The proposed method for modifying carbon hemosorbent involves treating with an aqueous solution of hydroxy acid with a concentration of 5-20% at a ratio of hemosorbent: hydroxy acid solution of 1: 10-1: 20 at a temperature of 25 ° C for 2-4 hours, followed by decantation and soaking of the impregnated hemosorbent in an inert medium for 0.25-6 hours at a temperature of 120-350 ° C, boiling in distilled water for 1-2 hours, drying and subsequent impregnation with 1M solutions of N, N'-dicyclohexylcarbodiimide and pentafluorophenol in an organic solvent (dimethylamide) under alternating curing the reaction mixture for 0.5-3 hours, followed by the addition of serum albumin prepared in a buffer solution with a pH of 7.3-7.5 with a concentration of 0.5-2.0 mg / ml with stirring for 16-24 hours, washing with 0.9% sodium chloride solution.

The proposed carbon hemosorbent with immobilized protein in the form of round granules of 0.5-1.0 mm in size, with a smooth surface topography, is characterized by a content on the protein surface, a specific adsorption surface of 250-280 m ² / g, a total pore volume of 0.40- 0.50 cm ³ / g, predominantly mesopore 0.35-0.48 cm ³ / g, with a concentration of oxygen-containing groups on the surface of the granules 0.20-0.40 meq / g and a total nitrogen content of 3-5%.

Distinctive features of this invention are:

- surface modification of the carbon hemosorbent with a non-toxic hydroxy acid containing at least two functional groups: carboxyl-COOH and hydroxyl-OH;

- activation of the modified hemosorbent by treatment with solutions of N, N'-dicyclohexylcarbodiimide and pentafluorophenol in an organic solvent (acid dimethylamide);

- immobilization of serum albumin on the surface of the hemosorbent.

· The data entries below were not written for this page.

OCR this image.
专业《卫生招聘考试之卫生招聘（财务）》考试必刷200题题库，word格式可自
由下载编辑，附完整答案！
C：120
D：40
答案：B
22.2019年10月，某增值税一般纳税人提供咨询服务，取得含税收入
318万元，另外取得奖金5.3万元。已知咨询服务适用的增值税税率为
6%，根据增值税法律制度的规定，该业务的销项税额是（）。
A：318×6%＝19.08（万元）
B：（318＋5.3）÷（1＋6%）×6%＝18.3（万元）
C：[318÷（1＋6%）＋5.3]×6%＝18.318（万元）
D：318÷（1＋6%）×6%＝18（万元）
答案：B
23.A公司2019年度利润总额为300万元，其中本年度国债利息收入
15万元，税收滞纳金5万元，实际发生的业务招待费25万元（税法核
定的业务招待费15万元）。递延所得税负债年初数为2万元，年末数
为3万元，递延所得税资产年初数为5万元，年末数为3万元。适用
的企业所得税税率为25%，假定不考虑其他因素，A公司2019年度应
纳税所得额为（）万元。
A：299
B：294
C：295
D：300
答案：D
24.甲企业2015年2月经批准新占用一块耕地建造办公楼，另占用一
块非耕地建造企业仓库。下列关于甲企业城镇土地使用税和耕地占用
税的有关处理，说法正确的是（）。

The increase in adsorption capacity is achieved by applying to the hydrophobic porous surface of the carbon sorbent a non-toxic organic hydroxy acid containing at least two functional groups (carboxyl-COOH and hydroxyl-OH). The bifunctionality of the modifying compound creates the conditions for a homopolycondensation reaction to form oligomeric or polymeric molecules with low solubility in water. The ongoing intermacromolecular reactions on the solid surface of the sorbent during polymerization make it possible to change the state of the modifying compound during polymerization (oligo- and polymers), transferring them from the state of isolated macromolecules to a state of a single spatial network structure with fundamentally new properties: a sharp decrease in irreversible deformations, loss of fluidity, solubility , improvement of strength properties. This circumstance ensures the constancy of the chemical composition of the formed polymer on the surface of the modified sorbent during operation in contact with biological fluids. The presence of a carboxyl group in this case acts as its own acid catalyst, providing a process of self-catalyzed polycondensation.

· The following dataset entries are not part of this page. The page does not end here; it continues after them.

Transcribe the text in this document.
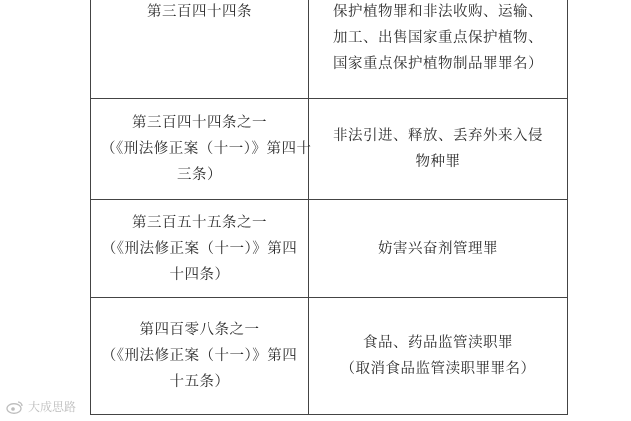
第三百四十四条	保护植物罪和非法收购、运输、
加工、出售国家重点保护植物、
国家重点保护植物制品罪罪名）

第三百四十四条之一
（《刑法修正案（十一）》第四十
三条）	非法引进、释放、丢弃外来入侵
物种罪

第三百五十五条之一
（《刑法修正案（十一）》第四
十四条）	妨害兴奋剂管理罪

第四百零八条之一
（《刑法修正案（十一）》第四
十五条）	食品、药品监管渎职罪
（取消食品监管渎职罪罪名）
大成思路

The presence of terminal functional groups of the oxyacid-COOH molecule attached to the carbon surface increases the hydrophilicity of the surface of the hemosorbent and, accordingly, increases the sorption activity to protein compounds.

Activation of carboxyl groups (giving increased reactivity) at the ends of the formed polymer chains on the surface of the carbon sorbent allows you to increase the number of active centers covalently linked to an immobilized protein - a bioligand. The serum albumin protein used as a bioligand provides selective (affinity) properties of the resulting sorbent with respect to compounds of protein nature. The uniqueness of the chosen bioligand is due to its physicochemical and physiological properties, the presence in its structure of a large number of reactive centers that can bind to toxins of protein nature and inactivate them (detoxification properties).

Modification of the carbon surface leads to changes in the parameters of the porous texture of the carbon hemosorbent: micropores are completely closed, and the volume of macropores is reduced. In general, the porous structure of the modified hemosorbent samples is characterized by lower values of the specific adsorption surface S _BET and higher values of the average pore diameter.

Carrying out polymer modification of hydroxy acids and subsequent activation of the surface carboxyl groups of the carbon hemosorbent leads to a significant increase in oxygen-containing groups forming active adsorption centers capable of adsorbing protein compounds due to their specific interaction with the functional surface groups of the modified sorbent. The amount of oxygen-containing groups on the surface of modified carbon sorbents after their activation increases 4 times: the content of total acid groups for modified sorbents after activation on the surface increases from 0.060-0.070 to 0.20-0.40 meq / g.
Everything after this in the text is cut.